The Society of Thoracic Surgeons, The Society of Cardiovascular Anesthesiologists, and The American Society of ExtraCorporeal Technology

Clinical Practice Guidelines—Anticoagulation During Cardiopulmonary Bypass

Linda Shore-Lesserson, MD; Robert A. Baker, PhD, CCP; Victor A. Ferraris, MD, PhD; Philip E. Greilich, MD; David Fitzgerald, MPH, CCP; Philip Roman, MD, MPH; John W. Hammon, MD


Anesth Analg. 2018;126(2):413-424. 

In This Article

Other Alternatives to Heparin

Other strategies for anticoagulation treatment of patients with HIT consist of reintroduction of heparin after either the removal of PF4-heparin antibodies (plasmapheresis), administration of intravenous antiplatelet therapy, or use of argatroban. The use of plasmapheresis is generally limited to patients with weakly positive ELISA results requiring urgent cardiac procedures.[73–75] Although each approach appears to be safe and effective, there is insufficient evidence for a recommendation in the setting of CPB.

In a small case series by Welsby and colleagues,[74] 11 patients with recent (less than 2 months) diagnosis of HIT received therapeutic plasma volume exchange after induction of anesthesia. All patients had a reduction in antibody titers (range of reduction, 50% to 84%).
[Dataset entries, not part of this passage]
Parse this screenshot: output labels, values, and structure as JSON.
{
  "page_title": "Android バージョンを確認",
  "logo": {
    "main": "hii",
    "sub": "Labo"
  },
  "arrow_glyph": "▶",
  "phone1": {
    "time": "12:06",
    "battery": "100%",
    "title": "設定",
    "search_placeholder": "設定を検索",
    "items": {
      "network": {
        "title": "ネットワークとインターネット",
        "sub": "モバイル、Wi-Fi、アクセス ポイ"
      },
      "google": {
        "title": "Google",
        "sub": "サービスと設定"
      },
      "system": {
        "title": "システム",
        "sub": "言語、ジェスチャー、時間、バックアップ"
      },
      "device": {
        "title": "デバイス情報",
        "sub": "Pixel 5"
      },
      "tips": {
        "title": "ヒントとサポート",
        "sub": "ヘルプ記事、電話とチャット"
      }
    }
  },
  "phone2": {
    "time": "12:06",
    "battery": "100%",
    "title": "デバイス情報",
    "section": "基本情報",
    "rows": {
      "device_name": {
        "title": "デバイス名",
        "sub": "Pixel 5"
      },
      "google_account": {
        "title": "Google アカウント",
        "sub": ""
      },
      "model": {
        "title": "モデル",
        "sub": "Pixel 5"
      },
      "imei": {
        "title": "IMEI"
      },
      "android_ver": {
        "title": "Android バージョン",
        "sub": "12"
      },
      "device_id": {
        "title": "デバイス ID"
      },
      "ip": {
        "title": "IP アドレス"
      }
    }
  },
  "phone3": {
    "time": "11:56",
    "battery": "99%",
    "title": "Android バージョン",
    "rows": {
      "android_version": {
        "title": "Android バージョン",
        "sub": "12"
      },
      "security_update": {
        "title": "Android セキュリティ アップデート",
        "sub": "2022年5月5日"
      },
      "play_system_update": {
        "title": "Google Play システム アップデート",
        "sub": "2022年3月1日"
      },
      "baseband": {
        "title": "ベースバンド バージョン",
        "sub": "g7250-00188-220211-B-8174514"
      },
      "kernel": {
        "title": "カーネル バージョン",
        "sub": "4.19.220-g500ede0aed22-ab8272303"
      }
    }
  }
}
Of these 11 patients, 2 patients had positive HIT antibodies at the time of operation. One patient had an ischemic foot, likely related to an intraaortic balloon pump. Three patients (27%) died during the postoperative period (range, 3 months to 1 year) although none of the deaths was attributed to HIT thrombosis. Other case reports and smaller series are summarized in a practice guideline by the American Society for Apheresis, although recommendations regarding CPB are limited.[52,73]
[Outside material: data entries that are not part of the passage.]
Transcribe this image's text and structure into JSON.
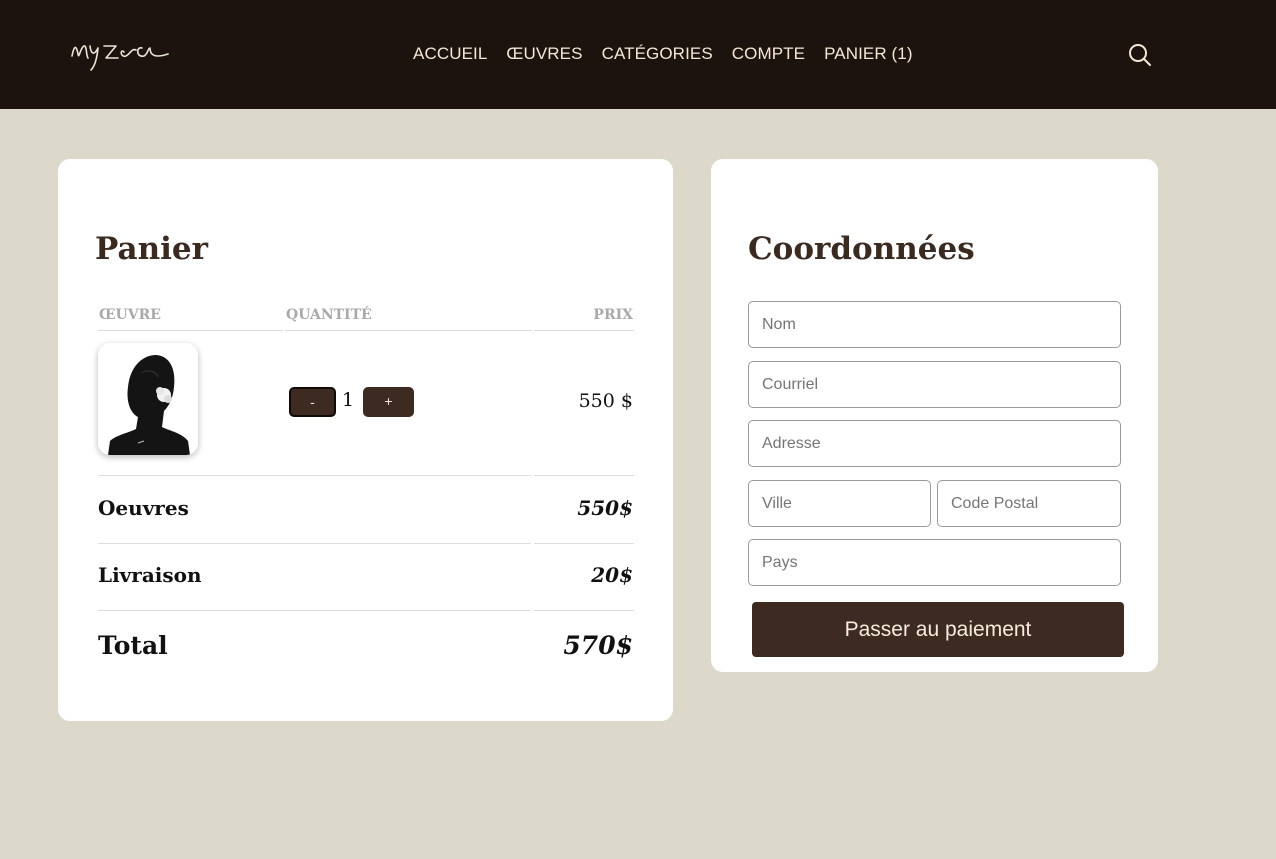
{
  "header": {
    "logo_text": "myzea",
    "nav": [
      "ACCUEIL",
      "ŒUVRES",
      "CATÉGORIES",
      "COMPTE",
      "PANIER (1)"
    ]
  },
  "cart": {
    "title": "Panier",
    "columns": {
      "oeuvre": "ŒUVRE",
      "quantite": "QUANTITÉ",
      "prix": "PRIX"
    },
    "items": [
      {
        "quantity": "1",
        "price": "550 $",
        "minus_label": "-",
        "plus_label": "+"
      }
    ],
    "summary": {
      "oeuvres_label": "Oeuvres",
      "oeuvres_value": "550$",
      "livraison_label": "Livraison",
      "livraison_value": "20$",
      "total_label": "Total",
      "total_value": "570$"
    }
  },
  "form": {
    "title": "Coordonnées",
    "placeholders": {
      "nom": "Nom",
      "courriel": "Courriel",
      "adresse": "Adresse",
      "ville": "Ville",
      "code_postal": "Code Postal",
      "pays": "Pays"
    },
    "submit_label": "Passer au paiement"
  },
  "colors": {
    "header_bg": "#1c130e",
    "page_bg": "#dcd9ca",
    "accent": "#3d2a20",
    "nav_text": "#f3e8d6"
  }
}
Iloprost (prostacyclin analogue) was used in several studies of HIT patients to inhibit platelet activation during cardiac surgery.[76] In a large retrospective analysis of 1,518 consecutive cardiac surgery patients, Palatianos and associates[77] identified 10 patients with clinical symptoms of HIT with PF4-heparin antibodies and compared them with 10 randomly selected control subjects. Patients presenting with HIT received a protocol of iloprost infusion, supplemented with norepinephrine as needed, in conjunction with heparin. The postoperative reduction in platelet count was less in the iloprost group (12.5% ± 8.7%) versus the control group (38.1% ± 15.2%), and no thrombotic complications were detected. In another small study (n = 10) by Koster and associates,[78] heparin was used in conjunction with a tirofiban infusion during CPB. There was no clinical or laboratory (D-dimer) evidence of thrombosis or excessive bleeding.

The use of argatroban has been reported with patients requiring renal replacement therapy. Given that renal clearance is an important means of bivalirudin excretion and inactivation, argatroban should be limited to these exceptional circumstances, given that excessive bleeding is the norm.[79–83]
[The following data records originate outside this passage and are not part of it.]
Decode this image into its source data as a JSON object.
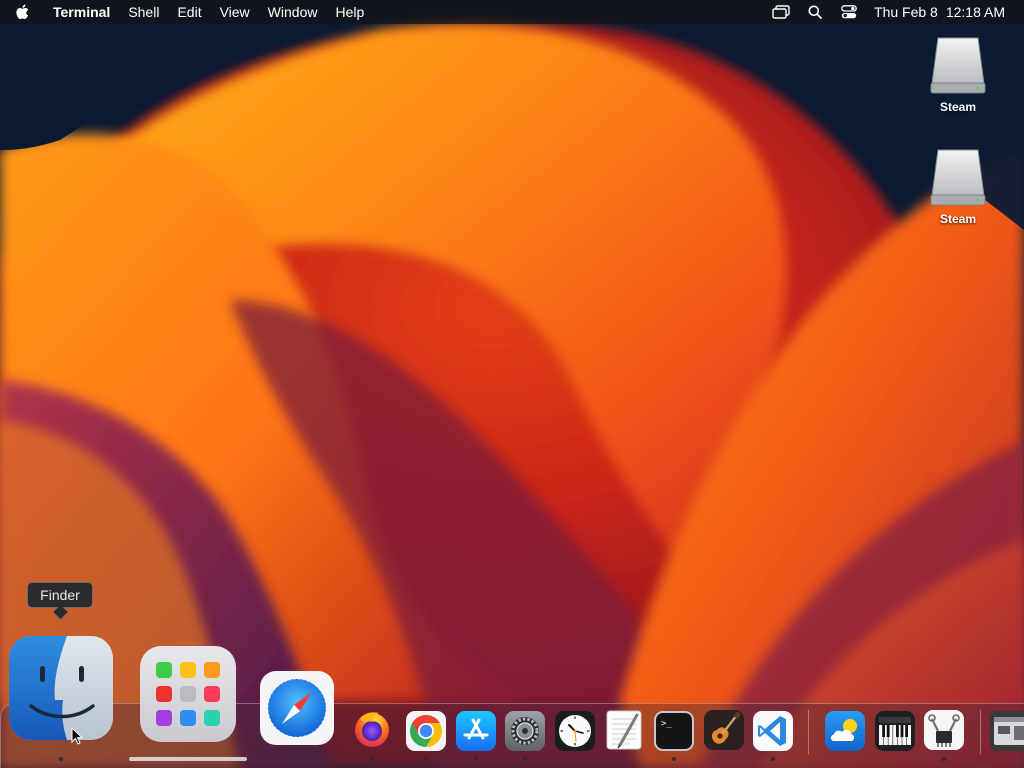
{
  "menubar": {
    "apple_icon": "apple-logo-icon",
    "app_name": "Terminal",
    "menus": [
      "Shell",
      "Edit",
      "View",
      "Window",
      "Help"
    ],
    "status_icons": [
      "screen-mirroring-icon",
      "spotlight-search-icon",
      "control-center-icon"
    ],
    "date": "Thu Feb 8",
    "time": "12:18 AM"
  },
  "desktop": {
    "icons": [
      {
        "label": "Steam",
        "icon": "external-drive-icon"
      },
      {
        "label": "Steam",
        "icon": "external-drive-icon"
      }
    ]
  },
  "tooltip": {
    "text": "Finder"
  },
  "dock": {
    "apps": [
      {
        "name": "Finder",
        "icon": "finder-icon",
        "running": true
      },
      {
        "name": "Launchpad",
        "icon": "launchpad-icon",
        "running": false
      },
      {
        "name": "Safari",
        "icon": "safari-icon",
        "running": false
      },
      {
        "name": "Firefox",
        "icon": "firefox-icon",
        "running": true
      },
      {
        "name": "Google Chrome",
        "icon": "chrome-icon",
        "running": true
      },
      {
        "name": "App Store",
        "icon": "app-store-icon",
        "running": true
      },
      {
        "name": "System Settings",
        "icon": "system-settings-icon",
        "running": true
      },
      {
        "name": "Clock",
        "icon": "clock-icon",
        "running": false
      },
      {
        "name": "TextEdit",
        "icon": "textedit-icon",
        "running": false
      },
      {
        "name": "Terminal",
        "icon": "terminal-icon",
        "running": true
      },
      {
        "name": "GarageBand",
        "icon": "garageband-icon",
        "running": false
      },
      {
        "name": "Visual Studio Code",
        "icon": "vscode-icon",
        "running": true
      },
      {
        "name": "Weather",
        "icon": "weather-icon",
        "running": false
      },
      {
        "name": "Piano",
        "icon": "piano-icon",
        "running": false
      },
      {
        "name": "System Information",
        "icon": "system-information-icon",
        "running": true
      },
      {
        "name": "Window",
        "icon": "window-icon",
        "running": false
      }
    ]
  },
  "colors": {
    "wallpaper_orange": "#ff7a10",
    "wallpaper_red": "#d8261c",
    "wallpaper_purple": "#6a1f4a",
    "wallpaper_navy": "#0a1a33"
  }
}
Patients who are seropositive for heparin antibodies are at increased risk of both thrombosis and bleeding (associated with heparin alternatives). Given the potentially catastrophic thrombotic complication associated with rapid-onset HIT in patients with a recent history of HIT, a very high level of vigilance is recommended in patients reexposed to heparin. These patients warrant careful surveillance, thromboprophylaxis, and possibly other special treatments to manage the increased risk.